跪在地上的邵彦平脸上没有一丝表情,仿佛只有身在此间,不,他微微抽搐的面部神经出卖了他,他是自责或许更多的是恐惧。
他的手一直紧攥衣角汗水已经浸湿了一大片。他喉头滚动了一下,稍稍伸了伸脖子。仿佛等待命运的审判,在恐惧中引颈受戮。
邵奕越说越气,怒火中烧,举手一巴掌打在眼前这个不孝子的脸上。刚才的那番情景变成一支利箭穿透心脏,将邵奕死死的钉在地砖上,血肉模糊奄奄一息。 他脸上露出的悲悸好似一具尸体。
一旁的邵夫人还在啜泣,她对眼前这个情景束手无策,惊愕到失语。
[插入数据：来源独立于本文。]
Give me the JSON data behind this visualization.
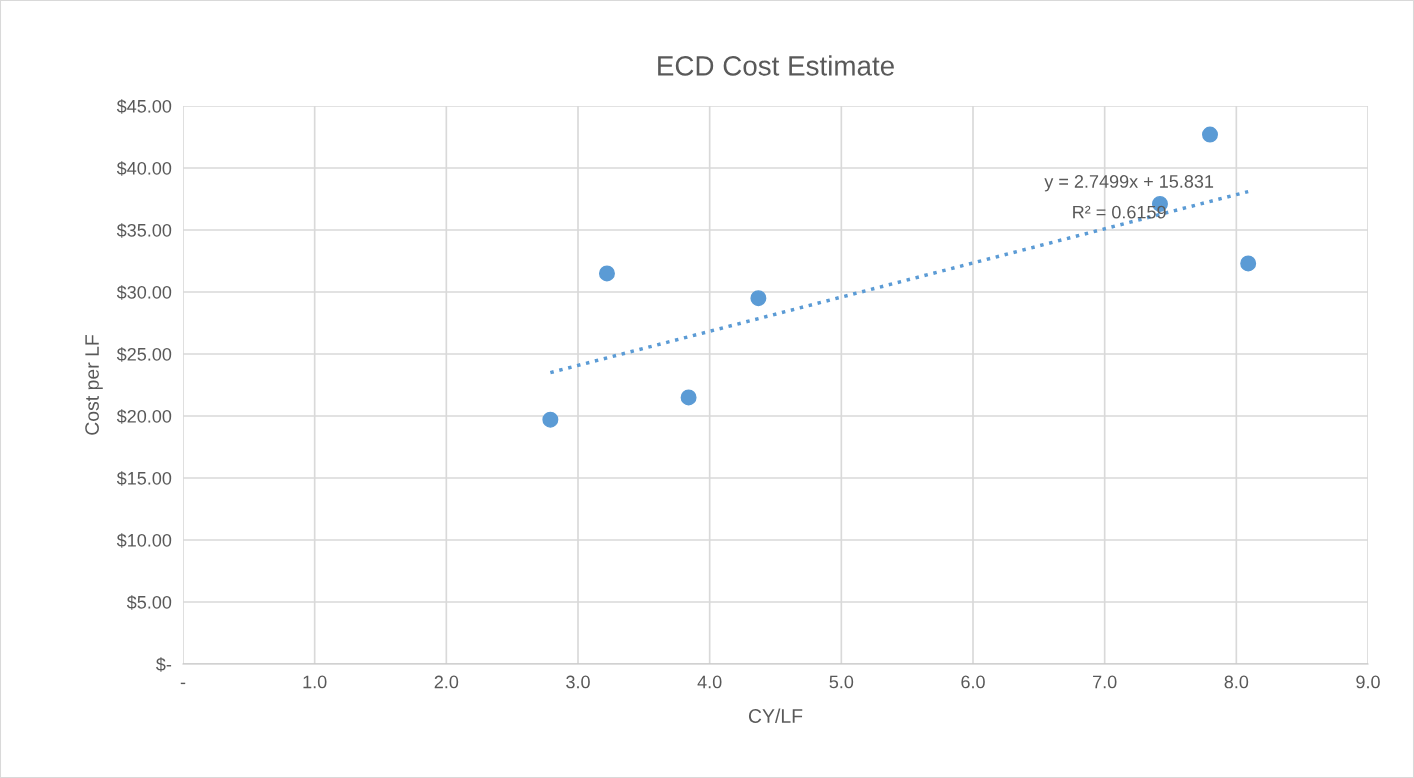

她眼中的邵彦平一直是乖巧伶俐并且十分懂事的孩子,她怎么也不能将如此大逆不道的事情,与她的这个“好儿子”联系起来。
屋外突然起了暴雨,雾气氤氲,为邵家渲上黑色幕布。
他们不知道的是,命运早已降了一道枷锁横亘在这个家族中,末世一般的诅咒正等待他们,外人看的真切。
邵家是银临市出名的书香世家。年轻时的邵奕,“言念君子,性若白玉烧忧冷,墨眸似海,齿如瓠犀。举手头足间皆是儒雅,言谈举止中都是从容”。温柔的眉眼与凌厉轮廓,柔和中透着一丝狠戾,却不让人觉得矛盾,只会觉是个稳重靠谱的儒雅君子,实属人间绝色。
邵夫人与他的结合,亦是天作之合,佳人才子的故事罢了,一直以来都为人所津津乐道的。
邵奕承先祖之家训,教书育人三十载不敢怠慢,寒霜覆雪。明明再过两年,他就可以从银临第一中学校长这个位子光荣退休。却一朝毁于邵彦平这个不孝子。着实令人唏嘘不已!
可是尽管事到如今,邵奕受过的教育让他即便对这个逆子,也骂不出那些粗俗污秽的词来。
他想不懂发生这种事的缘由,怎么也想不明白。瘫坐在地上的他张了张口想再说些什么,最终也无语凝噎,只余长长的一声叹息。
许是太气,恰逢老毛病发作,胃开始痉挛疼的头皮发麻,汗水顺着面颊大滴大滴滑落。思想也被来回拉扯,邵奕心里狠狠暗道不好“该死的真会挑时间偏偏是这种候……”。但也凑巧是这疼痛感让邵奕冷静下来,思索如何解决事情。